The combination of Poster Fusion Cage and xenogeneic bone graft augmentation provides a safe and effective treatment for bone defects in distal radius fractures.

摘要

目的

评估Poster Fusion Cage联合异种骨移植增强术治疗桡骨远端骨折骨缺损的有效性。

方法

对2022年6月至2024年6月期间符合入选标准并接受治疗的20例合并骨缺损的桡骨远端骨折患者进行回顾性分析。该队列包括2例男性和18例女性,年龄54 - 87岁(平均63.3岁)。病因包括跌倒17例、交通事故2例、挤压伤1例。根据AO分类,A型5例,B型8例,C型7例。受伤至手术的间隔时间为2至10天(平均5.8天)。所有患者均接受了Poster Fusion Cage增强的掌侧钢板固定及脱矿异种骨基质移植。记录手术时间、术中出血量、骨折愈合时间及术后并发症。在术后即刻和末次随访时获得的标准化X线片上测量桡骨高度、掌倾角和尺偏角等影像学参数,并判断是否发生二次复位丢失。在末次随访时,测量患侧腕关节活动度(伸展、屈曲、桡偏、尺偏、旋前和旋后)及握力(以对侧的百分比表示)。
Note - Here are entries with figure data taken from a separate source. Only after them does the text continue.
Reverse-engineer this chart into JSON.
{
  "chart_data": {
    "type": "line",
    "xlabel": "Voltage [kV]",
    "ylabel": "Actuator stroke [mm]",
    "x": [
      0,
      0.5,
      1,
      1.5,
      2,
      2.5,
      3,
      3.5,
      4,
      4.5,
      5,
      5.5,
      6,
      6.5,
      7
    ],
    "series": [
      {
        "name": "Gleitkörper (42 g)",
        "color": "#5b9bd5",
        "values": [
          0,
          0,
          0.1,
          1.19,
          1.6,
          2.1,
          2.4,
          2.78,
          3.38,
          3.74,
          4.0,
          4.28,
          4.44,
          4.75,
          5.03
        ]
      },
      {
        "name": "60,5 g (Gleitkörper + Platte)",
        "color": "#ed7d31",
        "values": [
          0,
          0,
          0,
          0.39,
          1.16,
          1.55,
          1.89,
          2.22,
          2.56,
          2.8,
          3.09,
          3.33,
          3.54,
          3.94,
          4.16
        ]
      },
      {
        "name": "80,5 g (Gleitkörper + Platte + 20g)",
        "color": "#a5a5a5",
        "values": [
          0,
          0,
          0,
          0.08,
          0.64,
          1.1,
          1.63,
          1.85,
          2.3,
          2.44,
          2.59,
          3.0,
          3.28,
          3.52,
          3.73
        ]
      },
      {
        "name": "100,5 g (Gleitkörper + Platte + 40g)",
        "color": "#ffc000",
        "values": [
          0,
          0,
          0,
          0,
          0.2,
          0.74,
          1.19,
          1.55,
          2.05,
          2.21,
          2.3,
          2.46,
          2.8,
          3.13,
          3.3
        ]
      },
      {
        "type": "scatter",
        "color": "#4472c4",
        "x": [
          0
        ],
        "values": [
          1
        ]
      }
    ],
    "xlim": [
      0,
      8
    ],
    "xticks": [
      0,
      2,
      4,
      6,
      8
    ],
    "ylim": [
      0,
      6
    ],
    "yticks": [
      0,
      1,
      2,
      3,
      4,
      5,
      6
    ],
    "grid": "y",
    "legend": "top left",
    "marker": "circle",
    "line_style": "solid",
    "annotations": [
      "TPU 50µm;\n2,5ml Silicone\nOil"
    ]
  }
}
采用手臂、肩部和手部功能障碍(DASH)评分及患者自评腕关节评估(PRWE)评分评估腕关节功能。

结果

手术时间为70 - 200分钟(平均116.4分钟),术中出血量为10 - 80毫升(平均36.5毫升)。所有手术切口均一期愈合,未记录到神经血管并发症。所有患者均随访9 - 12个月(平均11.6个月)。所有骨折均正常愈合,愈合时间为8 - 14周(平均9.95周)。术后即刻与末次随访时的桡骨高度、掌倾角或尺偏角差异无统计学意义(>0.05)。所有骨折均获得满意复位,随访期间未发生二次复位丢失或内固定失败。在末次随访时,患侧腕关节伸展活动度为60° - 65°(平均62.5°),屈曲活动度为67° - 75°(平均71.1°),桡偏活动度为18° - 23°(平均20.4°),尺偏活动度为28° - 33°(平均30.1°),旋前活动度为69° - 80°(平均74.7°),旋后活动度为69° - 82°(平均75.6°)。握力恢复至对侧的75% - 85%(平均80%)。功能评分显示DASH评分为5 - 15分(平均9.4分),PRWE评分为8.0 - 12.5分(平均10.2分)。

结论

Poster Fusion Cage联合异种骨移植增强术为桡骨远端骨折骨缺损提供了一种安全有效的治疗方法。